If http://publish.example.com/foo is set to redirect to http://www.example.com/cgi-bin/my-put-script/foo the first request (to publish.example.com) is a PUT but the request to www.example.com is a GET.
All the redirection methods in RFC 2616 say: If the 3xx status code is received in response to a request other than GET or HEAD, the user agent MUST NOT automatically redirect the request unless it can be confirmed by the user, since this might change the conditions under which the request was issued. So we should not be redirecting at all here, methinks....
Is there a real site setup that I could test this with and QA could use for verification? BZ--is this a bug or ?
If the behavior is as reporter describes, this would be a bug in the HTTP code, which triggers a redirect unconditionally. We should be prompting for user permission to redirect. Not sure whether the redirected request should still be a GET or be a PUT (the HTTP spec seems a bit unclear on this).
> Is there a real site setup that I could test this with and QA > could use for verification? Publish a page to testbed3.jriddell.org and it will be redirected to testbed1.jriddell.org/cgi-bin/put/filename.html A GET will be send on the second request and the publish will fail (see testbed1.jriddell.org/putlog). Publishing directly to testbed1.jriddell.org/cgi-bin/put will (should) succeed.
the problem is, browsers have always automatically redirected from POST to GET. that has come to be expected. for PUT maybe we should change that.

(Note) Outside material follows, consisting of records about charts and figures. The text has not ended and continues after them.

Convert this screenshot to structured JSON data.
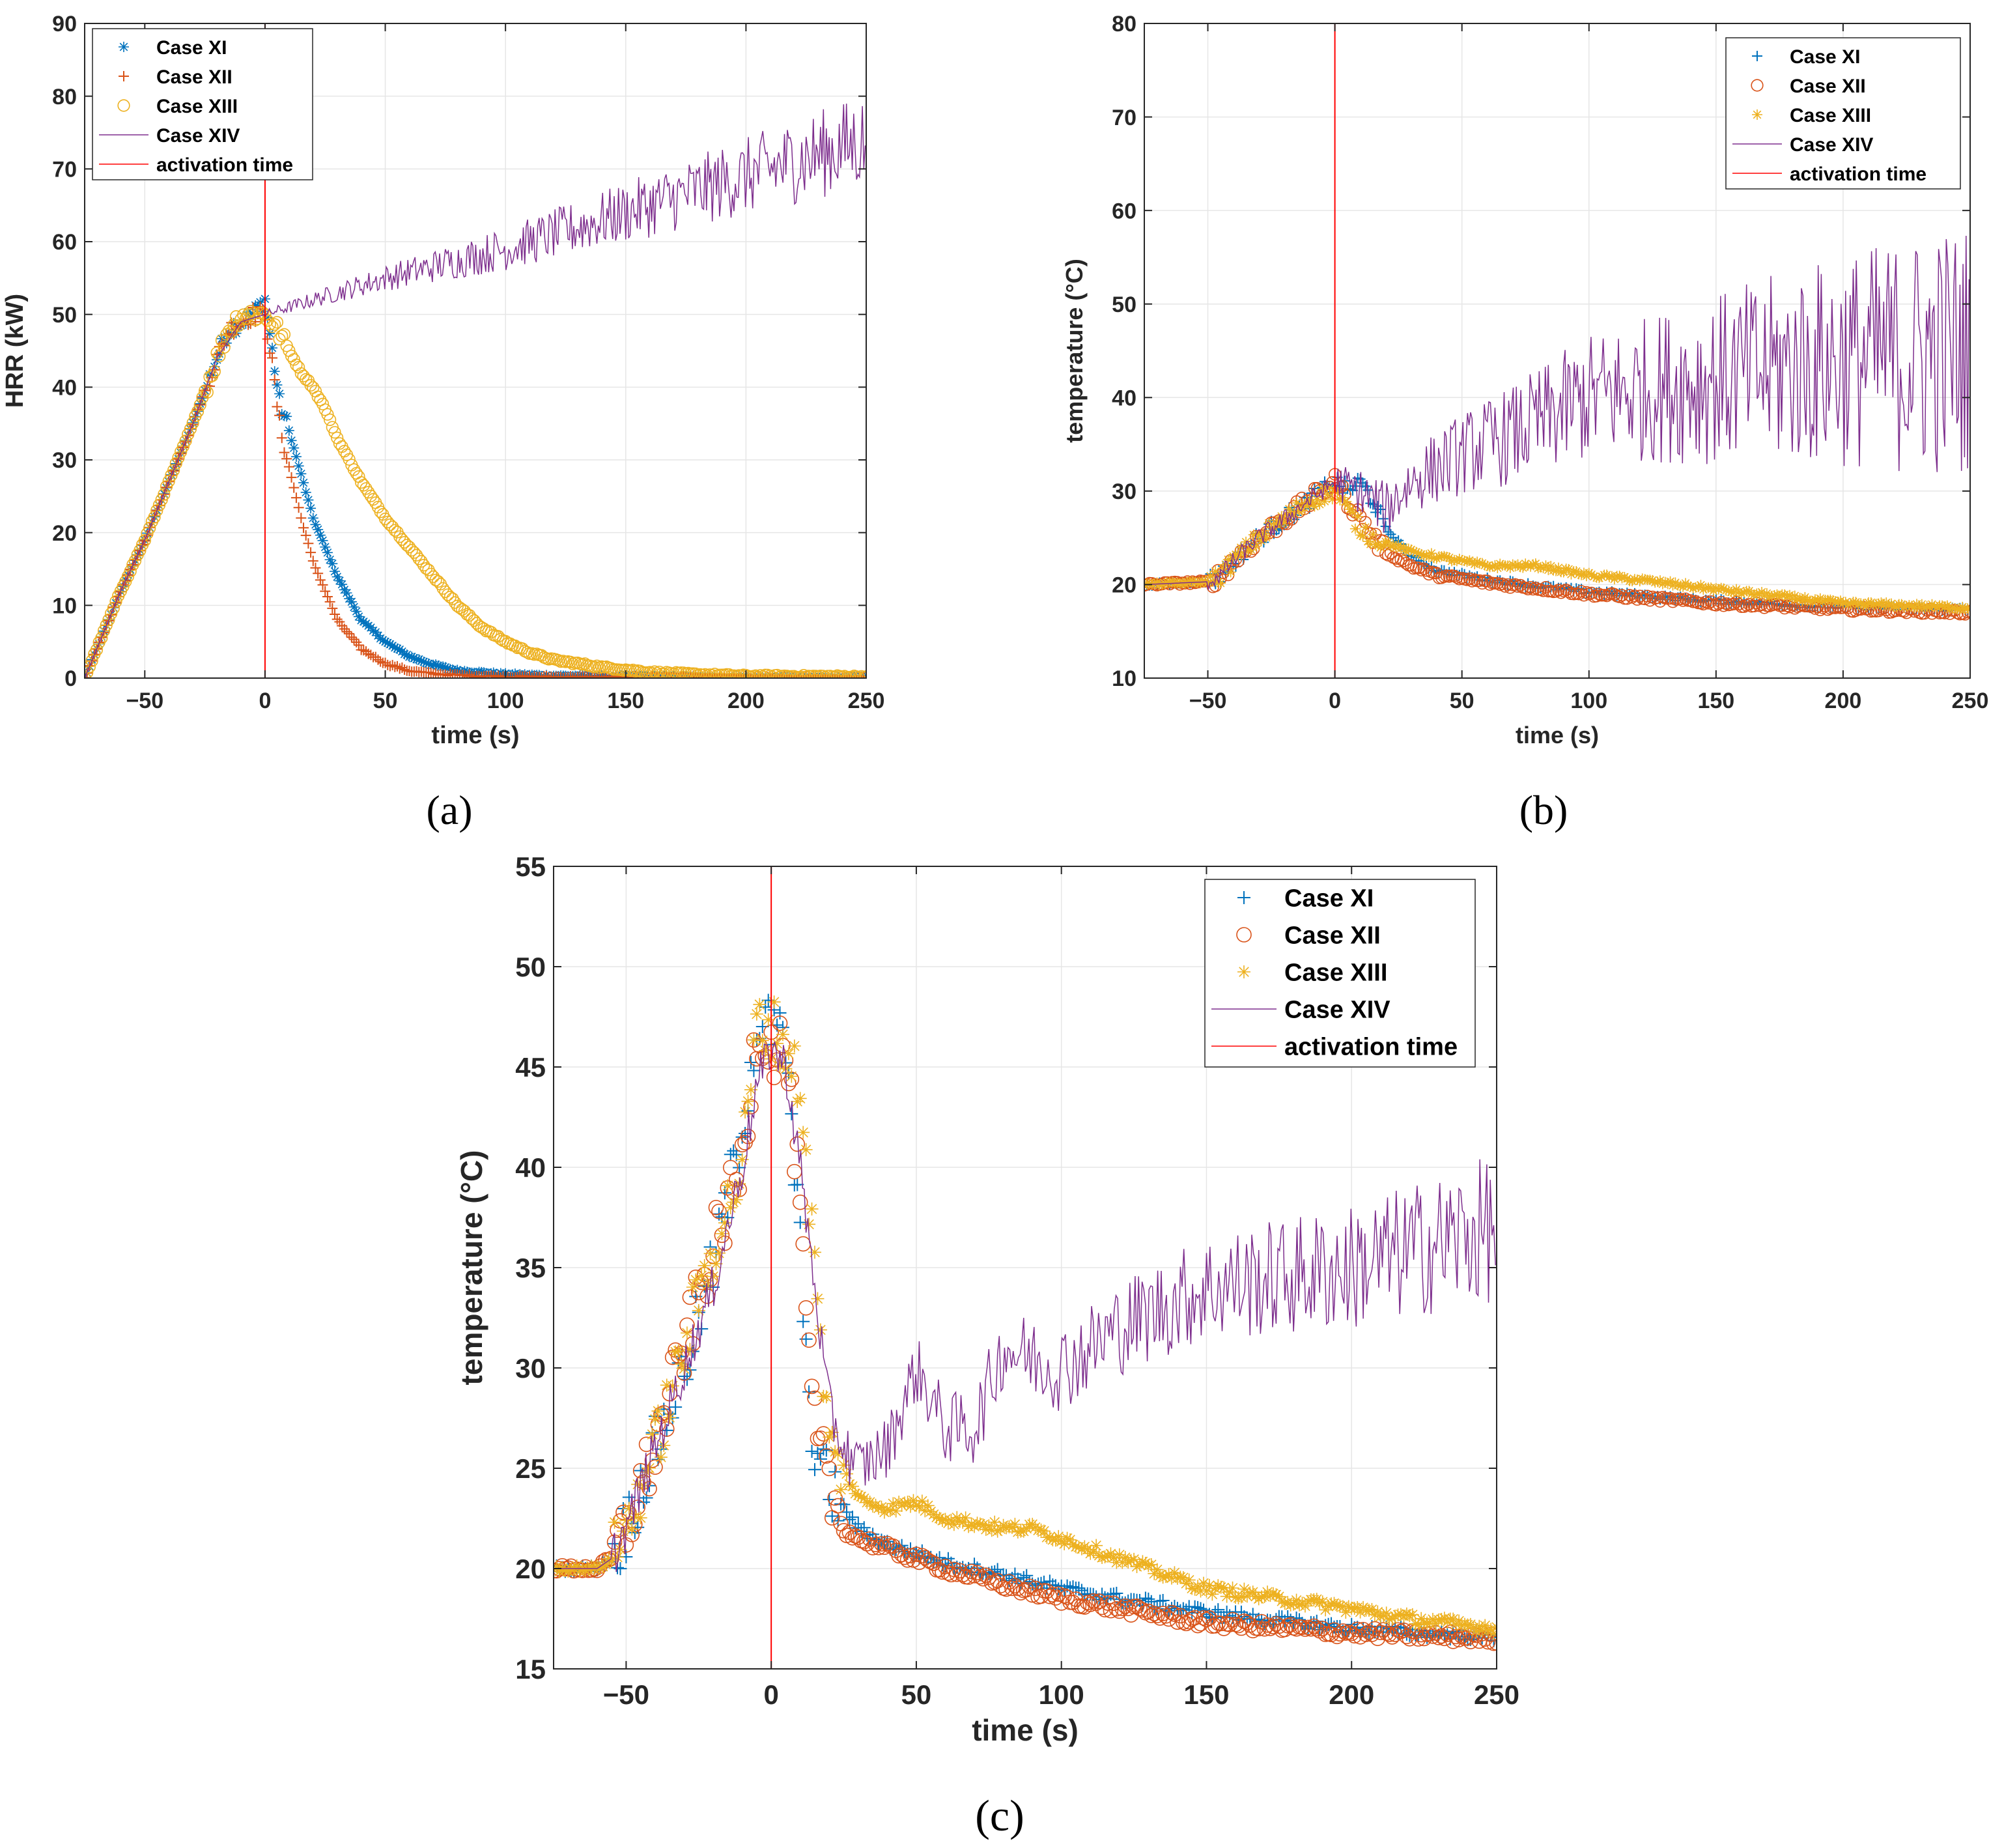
{
  "colors": {
    "case_xi": "#0072BD",
    "case_xii": "#D95319",
    "case_xiii": "#EDB120",
    "case_xiv": "#7E2F8E",
    "activation": "#FF0000",
    "grid": "#E6E6E6",
    "axis": "#262626"
  },
  "legend_labels": [
    "Case XI",
    "Case XII",
    "Case XIII",
    "Case XIV",
    "activation time"
  ],
  "chart_data": [
    {
      "type": "line",
      "panel_label": "(a)",
      "xlabel": "time (s)",
      "ylabel": "HRR (kW)",
      "xlim": [
        -75,
        250
      ],
      "ylim": [
        0,
        90
      ],
      "xticks": [
        -50,
        0,
        50,
        100,
        150,
        200,
        250
      ],
      "xtick_labels": [
        "−50",
        "0",
        "50",
        "100",
        "150",
        "200",
        "250"
      ],
      "yticks": [
        0,
        10,
        20,
        30,
        40,
        50,
        60,
        70,
        80,
        90
      ],
      "ytick_labels": [
        "0",
        "10",
        "20",
        "30",
        "40",
        "50",
        "60",
        "70",
        "80",
        "90"
      ],
      "grid": true,
      "legend_position": "top-left",
      "activation_time": 0,
      "series": [
        {
          "name": "Case XI",
          "marker": "asterisk",
          "x": [
            -75,
            -60,
            -50,
            -40,
            -30,
            -20,
            -15,
            -10,
            -5,
            0,
            3,
            6,
            10,
            15,
            20,
            25,
            30,
            35,
            40,
            50,
            60,
            70,
            80,
            100,
            120,
            150,
            200,
            250
          ],
          "y": [
            0,
            12,
            19,
            27,
            35,
            44,
            48,
            49,
            50,
            52,
            45,
            38,
            34,
            28,
            22,
            18,
            14,
            11,
            8,
            5,
            3,
            1.8,
            1,
            0.5,
            0.3,
            0.2,
            0.1,
            0.1
          ]
        },
        {
          "name": "Case XII",
          "marker": "plus",
          "x": [
            -75,
            -60,
            -50,
            -40,
            -30,
            -20,
            -15,
            -10,
            -5,
            0,
            3,
            6,
            10,
            15,
            20,
            25,
            30,
            35,
            40,
            50,
            60,
            70,
            80,
            100,
            150,
            200,
            250
          ],
          "y": [
            0,
            12,
            19,
            27,
            35,
            44,
            48,
            49,
            50,
            50,
            43,
            35,
            29,
            22,
            16,
            12,
            8,
            6,
            4,
            2,
            1,
            0.6,
            0.4,
            0.2,
            0.1,
            0.1,
            0.1
          ]
        },
        {
          "name": "Case XIII",
          "marker": "circle",
          "x": [
            -75,
            -60,
            -50,
            -40,
            -30,
            -20,
            -15,
            -10,
            -5,
            0,
            5,
            10,
            15,
            20,
            25,
            30,
            40,
            50,
            60,
            70,
            80,
            90,
            100,
            110,
            120,
            140,
            160,
            180,
            200,
            250
          ],
          "y": [
            0,
            12,
            19,
            27,
            35,
            44,
            48,
            50,
            50,
            50,
            48,
            45,
            42,
            40,
            37,
            33,
            27,
            22,
            18,
            14,
            10,
            7,
            5,
            3.5,
            2.5,
            1.5,
            0.8,
            0.5,
            0.3,
            0.2
          ]
        },
        {
          "name": "Case XIV",
          "marker": "none",
          "x": [
            -75,
            -60,
            -50,
            -40,
            -30,
            -20,
            -10,
            0,
            20,
            50,
            100,
            150,
            200,
            250
          ],
          "y": [
            0,
            12,
            19,
            27,
            35,
            44,
            49,
            50,
            52,
            55,
            59,
            64,
            69,
            74
          ]
        }
      ]
    },
    {
      "type": "line",
      "panel_label": "(b)",
      "xlabel": "time (s)",
      "ylabel": "temperature (°C)",
      "xlim": [
        -75,
        250
      ],
      "ylim": [
        10,
        80
      ],
      "xticks": [
        -50,
        0,
        50,
        100,
        150,
        200,
        250
      ],
      "xtick_labels": [
        "−50",
        "0",
        "50",
        "100",
        "150",
        "200",
        "250"
      ],
      "yticks": [
        10,
        20,
        30,
        40,
        50,
        60,
        70,
        80
      ],
      "ytick_labels": [
        "10",
        "20",
        "30",
        "40",
        "50",
        "60",
        "70",
        "80"
      ],
      "grid": true,
      "legend_position": "top-right",
      "activation_time": 0,
      "series": [
        {
          "name": "Case XI",
          "marker": "plus",
          "x": [
            -75,
            -50,
            -45,
            -40,
            -30,
            -20,
            -10,
            0,
            5,
            10,
            15,
            20,
            30,
            40,
            60,
            80,
            100,
            150,
            200,
            250
          ],
          "y": [
            20,
            20.3,
            21,
            22.5,
            25,
            27,
            29,
            31,
            30,
            31,
            29,
            26,
            23,
            21.5,
            20.5,
            19.8,
            19.2,
            18.2,
            17.6,
            17.3
          ]
        },
        {
          "name": "Case XII",
          "marker": "circle",
          "x": [
            -75,
            -50,
            -45,
            -40,
            -30,
            -20,
            -10,
            0,
            5,
            10,
            15,
            20,
            30,
            40,
            60,
            80,
            100,
            150,
            200,
            250
          ],
          "y": [
            20,
            20.3,
            21,
            22.5,
            25,
            27,
            29,
            31,
            29,
            27,
            25,
            23.5,
            22,
            21,
            20.2,
            19.6,
            19,
            18,
            17.4,
            17
          ]
        },
        {
          "name": "Case XIII",
          "marker": "asterisk",
          "x": [
            -75,
            -50,
            -45,
            -40,
            -30,
            -20,
            -10,
            0,
            5,
            10,
            15,
            20,
            30,
            40,
            50,
            60,
            70,
            80,
            90,
            100,
            120,
            150,
            200,
            250
          ],
          "y": [
            20,
            20.3,
            21,
            22.5,
            25,
            27,
            29,
            30,
            28,
            26,
            25,
            24.5,
            23.5,
            23,
            22.5,
            22,
            22,
            22,
            21.5,
            21,
            20.5,
            19.5,
            18,
            17.5
          ]
        },
        {
          "name": "Case XIV",
          "marker": "none",
          "x": [
            -75,
            -50,
            -45,
            -40,
            -30,
            -20,
            -10,
            0,
            10,
            20,
            30,
            50,
            70,
            100,
            150,
            200,
            250
          ],
          "y": [
            20,
            20.3,
            21,
            22.5,
            25,
            27,
            29,
            31,
            30,
            28,
            31,
            34,
            36,
            40,
            42,
            44,
            45
          ]
        }
      ]
    },
    {
      "type": "line",
      "panel_label": "(c)",
      "xlabel": "time (s)",
      "ylabel": "temperature (°C)",
      "xlim": [
        -75,
        250
      ],
      "ylim": [
        15,
        55
      ],
      "xticks": [
        -50,
        0,
        50,
        100,
        150,
        200,
        250
      ],
      "xtick_labels": [
        "−50",
        "0",
        "50",
        "100",
        "150",
        "200",
        "250"
      ],
      "yticks": [
        15,
        20,
        25,
        30,
        35,
        40,
        45,
        50,
        55
      ],
      "ytick_labels": [
        "15",
        "20",
        "25",
        "30",
        "35",
        "40",
        "45",
        "50",
        "55"
      ],
      "grid": true,
      "legend_position": "top-right",
      "activation_time": 0,
      "series": [
        {
          "name": "Case XI",
          "marker": "plus",
          "x": [
            -75,
            -60,
            -55,
            -50,
            -40,
            -30,
            -20,
            -10,
            -5,
            0,
            5,
            10,
            12,
            15,
            20,
            25,
            30,
            40,
            60,
            80,
            100,
            150,
            200,
            250
          ],
          "y": [
            20,
            20,
            20.5,
            22,
            26,
            30,
            35,
            42,
            47,
            47,
            46,
            36,
            30,
            26,
            24,
            23,
            22,
            21.2,
            20.3,
            19.7,
            19,
            17.8,
            17,
            16.6
          ]
        },
        {
          "name": "Case XII",
          "marker": "circle",
          "x": [
            -75,
            -60,
            -55,
            -50,
            -40,
            -30,
            -20,
            -10,
            -5,
            0,
            5,
            10,
            12,
            15,
            20,
            25,
            30,
            40,
            60,
            80,
            100,
            150,
            200,
            250
          ],
          "y": [
            20,
            20,
            20.5,
            22,
            26,
            31,
            36,
            40,
            47,
            46,
            46,
            38,
            32,
            27,
            24,
            22,
            21.5,
            21,
            20,
            19.2,
            18.5,
            17.3,
            16.8,
            16.5
          ]
        },
        {
          "name": "Case XIII",
          "marker": "asterisk",
          "x": [
            -75,
            -60,
            -55,
            -50,
            -40,
            -30,
            -20,
            -10,
            -5,
            0,
            5,
            10,
            15,
            20,
            25,
            30,
            40,
            50,
            60,
            80,
            90,
            100,
            120,
            150,
            200,
            220,
            250
          ],
          "y": [
            20,
            20,
            20.5,
            22,
            26,
            31,
            36,
            40,
            47,
            47,
            46,
            44,
            35,
            26,
            25,
            23.5,
            23,
            23.3,
            22.5,
            22,
            22,
            21.5,
            20.5,
            19,
            18,
            17.5,
            17
          ]
        },
        {
          "name": "Case XIV",
          "marker": "none",
          "x": [
            -75,
            -60,
            -55,
            -50,
            -40,
            -30,
            -20,
            -10,
            -5,
            0,
            5,
            10,
            15,
            20,
            25,
            30,
            40,
            50,
            60,
            70,
            80,
            100,
            120,
            150,
            200,
            250
          ],
          "y": [
            20,
            20,
            20.5,
            22,
            26,
            30,
            34,
            40,
            44,
            46,
            45,
            40,
            34,
            28,
            26,
            25,
            26,
            30,
            27,
            27,
            31,
            30,
            32,
            34,
            35,
            37
          ]
        }
      ]
    }
  ]
}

here's the passage from RFC2616 section 10.3.3 on 302 redirects: Note: RFC 1945 and RFC 2068 specify that the client is not allowed to change the method on the redirected request. However, most existing user agent implementations treat 302 as if it were a 303 response, performing a GET on the Location field-value regardless of the original request method. The status codes 303 and 307 have been added for servers that wish to make unambiguously clear which kind of reaction is expected of the client. despite this, mozilla still fails to implement 307 correctly (see bug 48202).
marking as dependent on bug 48202. maybe this should even be a duplicate. not sure yet if we want to change our behavior for redirects other than 307.
Jonathan: Now that bug 48202 is fixed, can you please try this bug in recent trunk builds? (I tried, but looks like http://publish.example.com/foo is down). thanks!
Testing with build 2003032809 shows no change in behaviour The headers that are being replied to mozilla are HTTP/1.1 302 Found Date: Sun, 30 Mar 2003 00:08:58 GMT Server: Apache/1.3.27 (Unix) (Red-Hat/Linux) mod_ssl/2.8.11 OpenSSL/0.9.6b PHP/4.0.6 FrontPage/188.8.131.52 Location: http://www.example.com/cgi-bin/put/blah.html Transfer-Encoding: chunked Content-Type: text/html; charset=iso-8859-1 Mozilla then sends the following request to the URL where it was redirected GET / HTTP/1.1 Host: www.example.com User-Agent: Mozilla/5.0 (Windows; U; Windows NT 5.1; en-US; rv:1.4a) Gecko/20030322 Accept: text/xml,application/xml,application/xhtml+xml,text/html;q=0.9,text/plain;q=0.8,vid eo/x-mng,image/png,image/jpeg,image/gif;q=0.2,*/*;q=0.1 Accept-Language: en-us,en;q=0.5 Accept-Encoding: gzip,deflate Accept-Charset: ISO-8859-1,utf-8;q=0.7,*;q=0.7 Keep-Alive: 300 Connection: keep-alive and no body. Netscape 4 sucessfully redirected with a PUT and the document being sent.
suresh: perhaps it would make sense for our 302 behavior to preserve the method in all cases except POST. i know that sounds a bit inconsistent, but i'm worried about breaking compatibility with sites that depend on the non-standard behavior of existing browsers. bbaetz: any thoughts on this?
What did ns4 do for the POST version of this with a 302? What does IE do for POST/PUT ?
(In reply to comment #12) BTW, (b) is security-related; HTTP places those requirements on clients so that users stay in control of their actions.
There's a newer bug on this -- 598304 -- on which I already started work. Mark this one as duplicate?